Pictorial Christianity

Leah and I have been using The Screwtape Letters as something of a devotional. We disagree with Lewis’ notion that you can lose your salvation, but many of the points he makes are poignant and convicting.

In the second letter, Screwtape tells Wormwood of his displeasure in Wormwood’s patient becoming a Christian, but then tries to give him advice on correcting this using the church. Not the eternal church itself, but rather the brick building and the annoying habits of those in the pew next to him.

“At his present stage, you see, he has an idea of ‘Christians’ in his mind which he supposes to be spiritual, but which, in fact, is largely pictorial. His mind is full of togas and sandals and armor and bare legs and the mere fact that the other people in church wear modern clothes is a real – though of course an unconscious – difficulty to him. Never let it come to the surface; never let him ask what he expected them to look like.”

This quote is directly after an encouragement to point out to his patient that his neighbor in the pew sings loudly and out of tune or that someone else has squeaky boots. In annoying his patient with minor things that are not sinful or spiritual in any way, Wormwood may make him believe that the religion these annoying people have is ridiculous nonsense.

I’d like to say that I’m above this, but it’s fair only to say that I’ve improved. I’ve heard screamers in church, seen people dance in the aisles, and listened to the discord of a bad worship band. All of these things have distracted me from worshiping the God I love, the God who made and loves these people as well.

We should be aware of the standards we set on each other, standards for perfection in all the areas that matter to us. God doesn’t demand these things of us, but rather that we love Him with all of our heart and love our neighbor as ourselves. Are we loving when we’re judging them for how they sing? For how they dress or laugh or whether they raise their hand in front of our faces during praise and so block us from seeing the lyrics on the screen? What do we expect of others? If it’s anything other than that they’re as fallen as we are, we expect too much.
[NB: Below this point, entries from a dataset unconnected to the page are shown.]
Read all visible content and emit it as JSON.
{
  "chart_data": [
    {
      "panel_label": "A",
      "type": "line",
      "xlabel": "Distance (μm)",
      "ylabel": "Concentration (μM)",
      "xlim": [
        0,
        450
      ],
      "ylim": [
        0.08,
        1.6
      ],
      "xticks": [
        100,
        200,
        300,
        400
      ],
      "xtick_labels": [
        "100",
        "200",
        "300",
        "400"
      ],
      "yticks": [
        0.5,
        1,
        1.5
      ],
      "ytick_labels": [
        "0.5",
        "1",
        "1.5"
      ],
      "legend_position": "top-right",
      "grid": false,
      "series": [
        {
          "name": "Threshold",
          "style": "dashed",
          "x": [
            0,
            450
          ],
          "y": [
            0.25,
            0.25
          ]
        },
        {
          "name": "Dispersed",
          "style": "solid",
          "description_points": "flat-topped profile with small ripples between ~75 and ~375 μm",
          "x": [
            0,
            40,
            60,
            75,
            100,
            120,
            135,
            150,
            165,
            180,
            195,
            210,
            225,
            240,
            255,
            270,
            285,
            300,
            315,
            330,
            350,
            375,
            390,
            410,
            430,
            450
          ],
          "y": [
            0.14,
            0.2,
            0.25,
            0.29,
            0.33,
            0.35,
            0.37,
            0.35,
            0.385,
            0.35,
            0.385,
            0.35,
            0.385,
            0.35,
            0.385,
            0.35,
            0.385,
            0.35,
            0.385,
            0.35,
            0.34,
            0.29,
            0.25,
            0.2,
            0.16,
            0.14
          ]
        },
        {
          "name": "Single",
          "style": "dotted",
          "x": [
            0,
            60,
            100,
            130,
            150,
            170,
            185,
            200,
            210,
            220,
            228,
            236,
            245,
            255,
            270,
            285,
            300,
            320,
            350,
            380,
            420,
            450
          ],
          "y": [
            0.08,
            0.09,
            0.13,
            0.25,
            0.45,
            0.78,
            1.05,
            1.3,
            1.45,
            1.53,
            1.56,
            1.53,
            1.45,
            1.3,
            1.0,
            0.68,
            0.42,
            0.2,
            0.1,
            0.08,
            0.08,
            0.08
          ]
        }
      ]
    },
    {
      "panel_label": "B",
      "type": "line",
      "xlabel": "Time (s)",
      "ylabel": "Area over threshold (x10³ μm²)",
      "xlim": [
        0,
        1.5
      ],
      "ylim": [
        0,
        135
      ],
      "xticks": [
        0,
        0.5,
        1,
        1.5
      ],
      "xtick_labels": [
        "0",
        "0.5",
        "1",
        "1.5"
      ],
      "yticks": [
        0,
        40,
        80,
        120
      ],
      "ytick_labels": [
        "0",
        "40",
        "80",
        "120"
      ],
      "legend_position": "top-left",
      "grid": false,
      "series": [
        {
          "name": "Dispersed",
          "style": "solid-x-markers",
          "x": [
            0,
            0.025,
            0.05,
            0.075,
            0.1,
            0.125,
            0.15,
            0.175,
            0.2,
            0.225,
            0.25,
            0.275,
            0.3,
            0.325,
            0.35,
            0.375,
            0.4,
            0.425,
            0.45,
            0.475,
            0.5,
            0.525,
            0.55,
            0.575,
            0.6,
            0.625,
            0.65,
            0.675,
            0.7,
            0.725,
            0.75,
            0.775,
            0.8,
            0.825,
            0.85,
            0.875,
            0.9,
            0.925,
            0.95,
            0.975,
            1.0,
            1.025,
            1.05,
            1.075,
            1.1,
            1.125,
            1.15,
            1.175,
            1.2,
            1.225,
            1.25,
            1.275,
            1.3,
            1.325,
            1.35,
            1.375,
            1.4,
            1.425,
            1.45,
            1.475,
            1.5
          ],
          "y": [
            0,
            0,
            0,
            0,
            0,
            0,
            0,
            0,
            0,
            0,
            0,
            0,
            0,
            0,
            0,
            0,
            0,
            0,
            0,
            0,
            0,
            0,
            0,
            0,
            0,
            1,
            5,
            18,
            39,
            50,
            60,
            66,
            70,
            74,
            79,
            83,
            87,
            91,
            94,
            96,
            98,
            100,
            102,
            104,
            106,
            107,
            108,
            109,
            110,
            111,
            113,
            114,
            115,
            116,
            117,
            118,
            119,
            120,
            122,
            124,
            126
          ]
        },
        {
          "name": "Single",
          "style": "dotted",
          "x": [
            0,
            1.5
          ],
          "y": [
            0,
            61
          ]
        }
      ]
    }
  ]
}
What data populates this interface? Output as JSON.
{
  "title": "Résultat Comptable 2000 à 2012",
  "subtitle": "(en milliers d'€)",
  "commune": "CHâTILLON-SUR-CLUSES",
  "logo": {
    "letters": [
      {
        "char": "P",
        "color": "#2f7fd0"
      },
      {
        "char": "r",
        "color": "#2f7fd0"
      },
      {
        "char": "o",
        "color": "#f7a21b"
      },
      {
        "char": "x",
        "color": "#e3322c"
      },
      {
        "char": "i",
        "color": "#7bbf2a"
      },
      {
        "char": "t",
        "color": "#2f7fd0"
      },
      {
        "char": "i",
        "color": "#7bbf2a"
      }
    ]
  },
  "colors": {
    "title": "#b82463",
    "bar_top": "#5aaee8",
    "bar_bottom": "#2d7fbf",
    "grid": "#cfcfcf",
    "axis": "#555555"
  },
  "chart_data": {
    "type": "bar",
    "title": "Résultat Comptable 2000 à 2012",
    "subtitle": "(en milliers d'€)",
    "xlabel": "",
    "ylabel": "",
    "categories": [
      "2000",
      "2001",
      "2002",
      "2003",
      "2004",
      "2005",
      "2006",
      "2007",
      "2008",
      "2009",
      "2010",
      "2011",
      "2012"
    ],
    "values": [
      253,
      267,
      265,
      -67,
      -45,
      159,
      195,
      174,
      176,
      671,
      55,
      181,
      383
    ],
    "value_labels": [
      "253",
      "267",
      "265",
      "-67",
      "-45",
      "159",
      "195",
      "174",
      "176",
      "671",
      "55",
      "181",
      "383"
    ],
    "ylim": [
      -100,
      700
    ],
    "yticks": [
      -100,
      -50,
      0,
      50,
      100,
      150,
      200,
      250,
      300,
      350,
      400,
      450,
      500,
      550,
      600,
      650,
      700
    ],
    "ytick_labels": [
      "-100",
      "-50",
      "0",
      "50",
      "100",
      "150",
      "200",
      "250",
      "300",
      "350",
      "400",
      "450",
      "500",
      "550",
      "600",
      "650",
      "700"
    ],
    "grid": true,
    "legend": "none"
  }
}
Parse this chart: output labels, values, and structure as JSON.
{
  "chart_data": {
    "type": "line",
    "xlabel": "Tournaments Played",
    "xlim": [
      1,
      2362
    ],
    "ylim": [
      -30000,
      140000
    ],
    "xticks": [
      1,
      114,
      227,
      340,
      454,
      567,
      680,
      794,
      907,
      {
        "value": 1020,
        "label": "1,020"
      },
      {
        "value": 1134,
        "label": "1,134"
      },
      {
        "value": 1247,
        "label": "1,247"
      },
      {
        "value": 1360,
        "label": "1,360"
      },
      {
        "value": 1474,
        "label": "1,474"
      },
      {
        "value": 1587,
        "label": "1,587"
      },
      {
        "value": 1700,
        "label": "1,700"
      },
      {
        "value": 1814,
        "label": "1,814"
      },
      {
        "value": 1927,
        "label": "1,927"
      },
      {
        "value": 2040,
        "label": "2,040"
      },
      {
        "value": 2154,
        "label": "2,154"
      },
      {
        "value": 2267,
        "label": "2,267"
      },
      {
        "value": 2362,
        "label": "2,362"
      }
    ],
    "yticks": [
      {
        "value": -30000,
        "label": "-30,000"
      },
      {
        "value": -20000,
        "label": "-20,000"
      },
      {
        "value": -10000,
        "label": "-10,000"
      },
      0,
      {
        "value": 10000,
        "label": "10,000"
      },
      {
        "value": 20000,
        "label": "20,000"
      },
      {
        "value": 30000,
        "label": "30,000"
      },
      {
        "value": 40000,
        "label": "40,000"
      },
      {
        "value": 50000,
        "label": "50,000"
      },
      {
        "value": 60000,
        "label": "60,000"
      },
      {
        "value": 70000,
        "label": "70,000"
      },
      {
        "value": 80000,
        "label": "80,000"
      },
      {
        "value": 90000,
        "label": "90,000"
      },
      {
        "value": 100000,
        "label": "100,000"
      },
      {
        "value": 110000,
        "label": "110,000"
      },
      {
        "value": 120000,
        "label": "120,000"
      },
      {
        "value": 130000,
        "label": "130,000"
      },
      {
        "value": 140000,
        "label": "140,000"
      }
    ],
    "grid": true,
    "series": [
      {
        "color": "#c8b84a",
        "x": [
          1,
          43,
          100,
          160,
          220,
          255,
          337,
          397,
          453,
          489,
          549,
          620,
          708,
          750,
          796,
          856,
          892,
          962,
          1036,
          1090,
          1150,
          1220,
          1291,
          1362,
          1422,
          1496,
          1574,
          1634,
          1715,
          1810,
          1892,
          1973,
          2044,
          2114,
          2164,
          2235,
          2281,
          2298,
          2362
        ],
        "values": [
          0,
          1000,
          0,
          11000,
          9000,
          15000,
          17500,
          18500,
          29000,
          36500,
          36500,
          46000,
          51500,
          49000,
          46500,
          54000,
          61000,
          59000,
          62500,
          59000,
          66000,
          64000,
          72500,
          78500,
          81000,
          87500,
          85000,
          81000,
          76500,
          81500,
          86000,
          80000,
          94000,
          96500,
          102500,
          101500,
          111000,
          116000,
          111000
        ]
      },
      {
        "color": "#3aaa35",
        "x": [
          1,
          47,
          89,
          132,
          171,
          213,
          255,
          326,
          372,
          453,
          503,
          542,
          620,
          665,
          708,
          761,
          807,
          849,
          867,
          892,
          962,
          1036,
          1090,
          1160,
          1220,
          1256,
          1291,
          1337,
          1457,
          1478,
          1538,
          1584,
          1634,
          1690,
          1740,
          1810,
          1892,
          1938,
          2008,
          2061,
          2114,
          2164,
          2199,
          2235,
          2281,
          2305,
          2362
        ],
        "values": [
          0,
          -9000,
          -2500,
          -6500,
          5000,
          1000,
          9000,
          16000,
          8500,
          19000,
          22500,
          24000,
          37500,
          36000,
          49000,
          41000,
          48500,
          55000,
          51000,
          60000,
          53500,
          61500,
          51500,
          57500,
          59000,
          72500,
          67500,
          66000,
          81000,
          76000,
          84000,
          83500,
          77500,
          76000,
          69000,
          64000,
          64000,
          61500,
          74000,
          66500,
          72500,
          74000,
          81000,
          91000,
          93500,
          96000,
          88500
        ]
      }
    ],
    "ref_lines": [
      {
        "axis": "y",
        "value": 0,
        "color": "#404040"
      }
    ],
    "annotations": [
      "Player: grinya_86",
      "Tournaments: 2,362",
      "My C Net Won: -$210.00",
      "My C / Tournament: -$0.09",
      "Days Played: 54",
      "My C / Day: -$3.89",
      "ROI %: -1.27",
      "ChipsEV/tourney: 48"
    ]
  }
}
We also need to keep in mind the difference between sins and annoyances. Someone shrieking out the hymns may be annoying, but that person is worshiping God. God created their voice and what they’re doing is right, not wrong. It’s not about keeping others’ wants in mind at that point because the worship of God is more important than the happiness of your ears. And if you’re really worshiping Him yourself, you won’t care how others do it, so long as it is not in a sinful way.

Lastly, we should be aware that non-Christians are applying these standards of perfection to us, however unfairly. Many Christians do it to them as well. The church seems to have lost the belief, even if the teaching is still sometimes heard, that we are, of ourselves, worthless, depraved, and doomed. It is through Christ that we are valuable, through Him that we are righteous, and through Him that we have a new identity. Becoming a Christian won’t make you perfect; it will only start you down a road you’ll be walking until the day you die. You won’t get there in this life, and the people you see along the way are only your fellow travelers, all in need of more of Him.